Would that be an option for you?
Unless you are using a flash in combination with them. Color of the flashlight is irrelevent. White balance can be adjusted for that. If you combine with flash, filters on the flash can be used to get the desired color.
What is relevant is how high CRI the light have (Color Rating Index). The higher the CRI, the better the color rendition will be. I would rate them as.
65 CRI - not good
70 CRI- Could be acceptable
75 CRI- Useable
80 CRI typical - Good
80 CRI minimum - Marginally better than good
92 CRI - Very good
Getting 800 lumen with high CRI out of a typical zoom light would not be easy. Especially if AA batteries are in the picture.
Using a 80-CRI Warm white XM-L emitter mounted on copper would give you very high output though and also good CRI. There are also some 4000K NW XM-L2 emitters with 80-CRI that quite recently became easily available.

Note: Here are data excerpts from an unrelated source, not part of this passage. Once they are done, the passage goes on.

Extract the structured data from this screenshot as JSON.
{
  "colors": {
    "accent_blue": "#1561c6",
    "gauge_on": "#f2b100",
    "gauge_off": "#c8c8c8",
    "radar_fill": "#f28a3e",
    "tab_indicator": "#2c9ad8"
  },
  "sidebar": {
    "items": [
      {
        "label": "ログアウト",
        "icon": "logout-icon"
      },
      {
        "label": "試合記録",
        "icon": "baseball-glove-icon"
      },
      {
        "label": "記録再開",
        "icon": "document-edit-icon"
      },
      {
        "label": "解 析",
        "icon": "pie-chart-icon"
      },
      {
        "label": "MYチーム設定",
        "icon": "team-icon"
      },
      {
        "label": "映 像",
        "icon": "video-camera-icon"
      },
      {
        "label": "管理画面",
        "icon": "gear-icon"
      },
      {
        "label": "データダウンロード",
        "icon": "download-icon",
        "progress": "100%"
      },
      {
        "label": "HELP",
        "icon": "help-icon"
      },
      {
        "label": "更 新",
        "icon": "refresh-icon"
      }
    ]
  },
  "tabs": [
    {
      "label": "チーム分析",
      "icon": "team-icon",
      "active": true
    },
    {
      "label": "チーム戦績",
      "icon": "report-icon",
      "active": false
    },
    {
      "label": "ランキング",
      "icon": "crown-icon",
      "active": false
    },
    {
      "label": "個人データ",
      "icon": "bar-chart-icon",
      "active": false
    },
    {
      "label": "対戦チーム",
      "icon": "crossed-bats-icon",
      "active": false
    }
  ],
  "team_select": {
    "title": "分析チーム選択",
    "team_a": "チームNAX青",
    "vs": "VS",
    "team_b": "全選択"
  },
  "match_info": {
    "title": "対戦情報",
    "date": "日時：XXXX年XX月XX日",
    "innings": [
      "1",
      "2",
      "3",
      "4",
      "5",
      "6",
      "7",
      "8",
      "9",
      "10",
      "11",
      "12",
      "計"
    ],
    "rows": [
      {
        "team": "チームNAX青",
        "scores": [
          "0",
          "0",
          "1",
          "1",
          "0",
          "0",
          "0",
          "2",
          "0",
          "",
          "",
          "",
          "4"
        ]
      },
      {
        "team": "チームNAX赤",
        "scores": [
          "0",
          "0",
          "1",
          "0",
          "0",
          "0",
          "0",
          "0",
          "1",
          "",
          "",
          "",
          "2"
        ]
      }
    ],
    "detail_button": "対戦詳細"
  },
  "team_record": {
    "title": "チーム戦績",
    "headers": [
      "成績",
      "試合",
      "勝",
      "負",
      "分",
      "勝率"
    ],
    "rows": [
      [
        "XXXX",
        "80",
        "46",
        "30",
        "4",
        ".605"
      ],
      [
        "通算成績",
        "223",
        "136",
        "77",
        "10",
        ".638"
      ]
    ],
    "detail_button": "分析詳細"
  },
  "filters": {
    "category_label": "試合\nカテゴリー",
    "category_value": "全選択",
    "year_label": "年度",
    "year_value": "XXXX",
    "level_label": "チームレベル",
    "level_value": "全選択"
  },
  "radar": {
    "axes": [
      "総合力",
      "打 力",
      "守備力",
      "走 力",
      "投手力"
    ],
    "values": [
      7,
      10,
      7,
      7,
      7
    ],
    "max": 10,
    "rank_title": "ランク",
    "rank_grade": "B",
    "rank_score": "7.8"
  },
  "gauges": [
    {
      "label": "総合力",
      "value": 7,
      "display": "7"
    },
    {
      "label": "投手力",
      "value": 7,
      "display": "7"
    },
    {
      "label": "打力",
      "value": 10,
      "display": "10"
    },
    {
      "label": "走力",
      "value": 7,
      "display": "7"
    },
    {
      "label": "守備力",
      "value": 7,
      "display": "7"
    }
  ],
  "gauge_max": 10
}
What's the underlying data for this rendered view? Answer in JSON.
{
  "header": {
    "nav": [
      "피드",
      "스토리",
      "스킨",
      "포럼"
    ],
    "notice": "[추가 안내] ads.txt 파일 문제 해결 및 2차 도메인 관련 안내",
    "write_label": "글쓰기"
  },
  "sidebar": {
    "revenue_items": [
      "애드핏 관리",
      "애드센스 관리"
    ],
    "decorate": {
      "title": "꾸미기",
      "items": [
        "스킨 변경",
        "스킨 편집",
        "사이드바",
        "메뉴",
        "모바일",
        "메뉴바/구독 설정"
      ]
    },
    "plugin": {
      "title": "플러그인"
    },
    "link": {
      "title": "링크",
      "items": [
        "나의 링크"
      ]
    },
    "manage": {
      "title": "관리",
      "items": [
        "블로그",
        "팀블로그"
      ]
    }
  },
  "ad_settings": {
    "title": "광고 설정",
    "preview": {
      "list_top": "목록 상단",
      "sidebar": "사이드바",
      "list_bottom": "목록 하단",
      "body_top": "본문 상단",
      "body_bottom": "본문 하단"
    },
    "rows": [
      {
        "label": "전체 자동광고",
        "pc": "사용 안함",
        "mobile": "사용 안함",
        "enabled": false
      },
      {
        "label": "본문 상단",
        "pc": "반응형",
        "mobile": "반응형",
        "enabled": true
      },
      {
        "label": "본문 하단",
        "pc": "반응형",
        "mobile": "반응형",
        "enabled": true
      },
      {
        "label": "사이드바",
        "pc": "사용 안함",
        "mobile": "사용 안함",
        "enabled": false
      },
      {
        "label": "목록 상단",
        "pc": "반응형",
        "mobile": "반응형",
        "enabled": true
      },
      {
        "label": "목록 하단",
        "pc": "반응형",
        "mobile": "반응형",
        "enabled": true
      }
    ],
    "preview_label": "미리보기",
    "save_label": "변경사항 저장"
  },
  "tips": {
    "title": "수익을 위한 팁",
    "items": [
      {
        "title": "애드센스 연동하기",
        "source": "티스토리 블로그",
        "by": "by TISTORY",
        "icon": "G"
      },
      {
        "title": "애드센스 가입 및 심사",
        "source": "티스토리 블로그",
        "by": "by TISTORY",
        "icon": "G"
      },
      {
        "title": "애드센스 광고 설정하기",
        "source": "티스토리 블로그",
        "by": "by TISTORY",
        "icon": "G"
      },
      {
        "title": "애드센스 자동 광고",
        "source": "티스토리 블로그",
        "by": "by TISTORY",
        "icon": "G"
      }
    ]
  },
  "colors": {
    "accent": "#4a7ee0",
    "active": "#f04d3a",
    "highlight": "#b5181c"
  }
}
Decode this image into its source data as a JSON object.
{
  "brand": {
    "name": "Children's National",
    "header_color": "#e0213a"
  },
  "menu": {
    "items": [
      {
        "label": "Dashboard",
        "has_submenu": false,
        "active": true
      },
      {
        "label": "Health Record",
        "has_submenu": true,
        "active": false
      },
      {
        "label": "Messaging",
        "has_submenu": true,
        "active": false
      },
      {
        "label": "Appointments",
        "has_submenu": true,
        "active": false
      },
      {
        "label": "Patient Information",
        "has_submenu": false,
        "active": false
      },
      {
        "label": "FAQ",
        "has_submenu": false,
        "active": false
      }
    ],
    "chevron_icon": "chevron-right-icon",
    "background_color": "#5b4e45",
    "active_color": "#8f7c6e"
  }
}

There are some options for the high-cri 200 lumen light. But in order two get most of the requirements, you would have to go for custom made lights as far as I can see. Especially if you want the Kelvin on both lights to match, which can be useful depending on your needs.
Send me a message if a set of any good production lights does not come up in this thread that would suit your needs. I may be able to help you out since I have a few candidates that I could customize to your needs.
It would be cheaper to buy lights with low cost shipping from China and such though. So give this thread a week first , just to see if any nice options should come up.